Hard work is not the solution
I listened to the Tropical MBA podcast a few weeks ago and one idea made me drop everything and question my process. I wrote about it at the time, but since then my thinking has moved on a bit, and I want to share what I’m currently exploring.
So I truly believe, especially when you’re stuck, which is I’m sure a problem all of us have, it’s much better to experiment and play that gets you much further along than hard work. Now disagree with me if you want to. But the biggest breakthroughs in my business, and my personal life, they’ve all come through experimentation. Not hard work.
This is frighteningly true in my case.
The best work I’ve done was the result of experimenting and stepping outside my comfort zone. But daring to experiment and follow the results requires an open mindset, and relaxed schedule. In other words experimenting with a sense of play. Not at all the structured process I usually apply to work.
A little later in the same episode the host, Dan, connected another thought to this powerful idea:
essentially practice based learning. You can’t read or listen to this podcast your way into being a great entrepreneur, you really have to kind of like monkey see monkey do
I believe this to be true. In fact it was the first topic we discussed when I studied pedagogics at University. Somehow I’ve forgotten this over the years.
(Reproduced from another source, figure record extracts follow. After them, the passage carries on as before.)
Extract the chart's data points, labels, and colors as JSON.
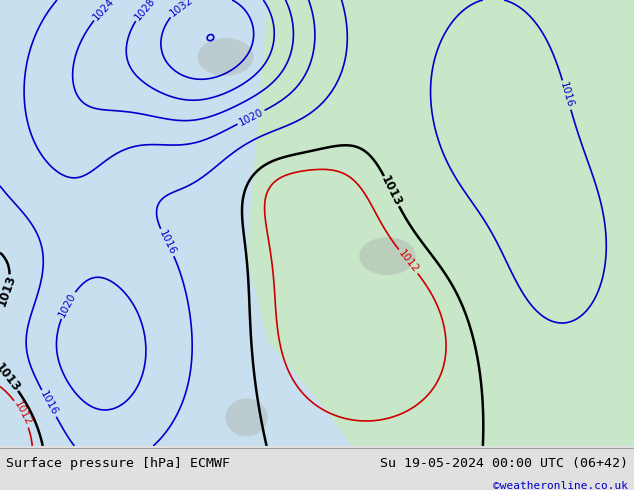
{
  "title_left": "Surface pressure [hPa] ECMWF",
  "title_right": "Su 19-05-2024 00:00 UTC (06+42)",
  "credit": "©weatheronline.co.uk",
  "land_color": "#c8e6c8",
  "sea_color": "#c8dff0",
  "footer_bg": "#e0e0e0",
  "contour_color_low": "#cc0000",
  "contour_color_high": "#0000cc",
  "contour_color_1013": "#000000",
  "label_fontsize": 7.5,
  "footer_fontsize": 9.5
}
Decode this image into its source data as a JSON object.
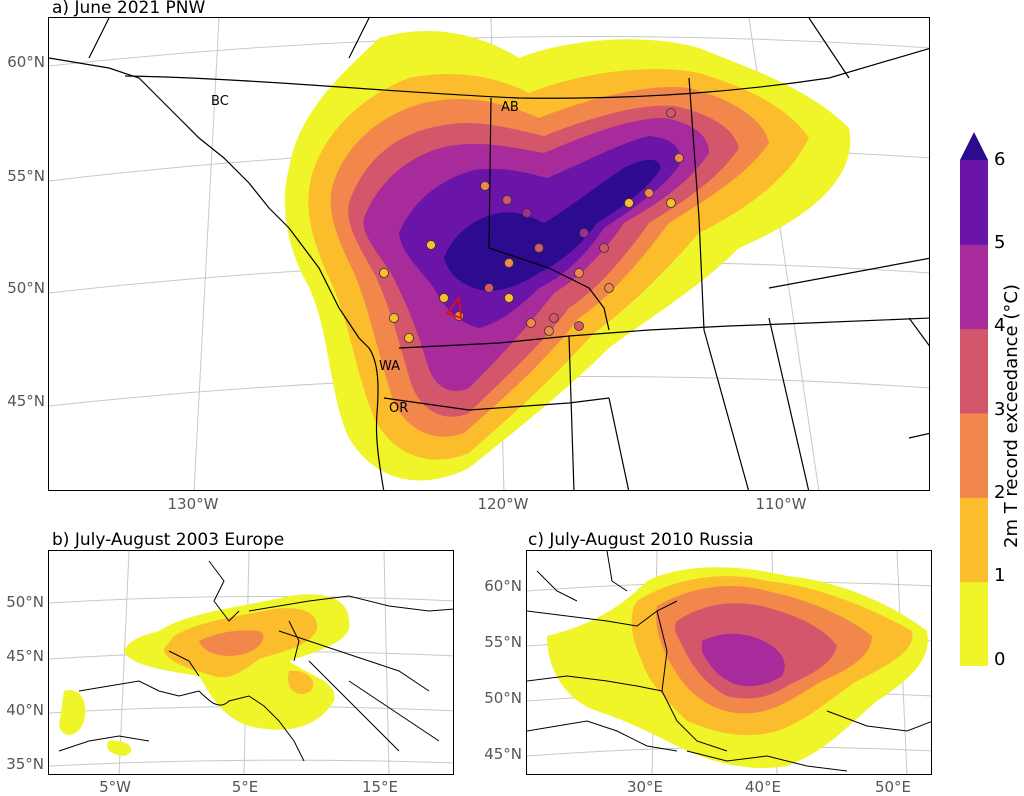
{
  "panels": {
    "a": {
      "title": "a) June 2021 PNW",
      "lat_ticks": [
        "60°N",
        "55°N",
        "50°N",
        "45°N"
      ],
      "lon_ticks": [
        "130°W",
        "120°W",
        "110°W"
      ],
      "region_labels": [
        "BC",
        "AB",
        "WA",
        "OR"
      ]
    },
    "b": {
      "title": "b) July-August 2003 Europe",
      "lat_ticks": [
        "50°N",
        "45°N",
        "40°N",
        "35°N"
      ],
      "lon_ticks": [
        "5°W",
        "5°E",
        "15°E"
      ]
    },
    "c": {
      "title": "c) July-August 2010 Russia",
      "lat_ticks": [
        "60°N",
        "55°N",
        "50°N",
        "45°N"
      ],
      "lon_ticks": [
        "30°E",
        "40°E",
        "50°E"
      ]
    }
  },
  "colorbar": {
    "label": "2m T record exceedance (°C)",
    "ticks": [
      "0",
      "1",
      "2",
      "3",
      "4",
      "5",
      "6"
    ],
    "colors": [
      "#f0f52a",
      "#fbbd2c",
      "#f2874b",
      "#d4566a",
      "#a72b9a",
      "#6a14a8",
      "#2c0b8f"
    ],
    "extend": "max"
  },
  "station_colors": [
    "#fbbd2c",
    "#f2874b",
    "#d4566a",
    "#a72b9a"
  ]
}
These two ideas paint a vivid picture for me, that make me want to change my approach to work. I’ll try to summarise this thought here:
- You won’t learn the important things without trying them out. Reading, listening, taking notes, can only give you ideas you need to experiment with. Not the actual knowledge.
- You won’t get much done if you’re only working hard. You can do linear, mechanical, work. But not the creative work that will really truly leverage your time. For that you need to experiment, and playfully.
- So to improve your output and learning, you should maximise the amount of time you spend playing around with experiments. In short, follow your inspiration and explore.
- Here’s the awkward part; it follows logically that hard work and formal learning might actually slow you down. So you should avoid them at all costs.
I’m excited to experiment with this. Though since this is a big change of direction, I’m not sure how. To make time to play and experiment, I need time, without the pressure of goals. So I need to stop working on a lot of the projects I’ve started.
I also need to follow my curiosity, but inspiration wanes, so I probably need to make smaller experiments profitable. One way of doing that is to publish the work.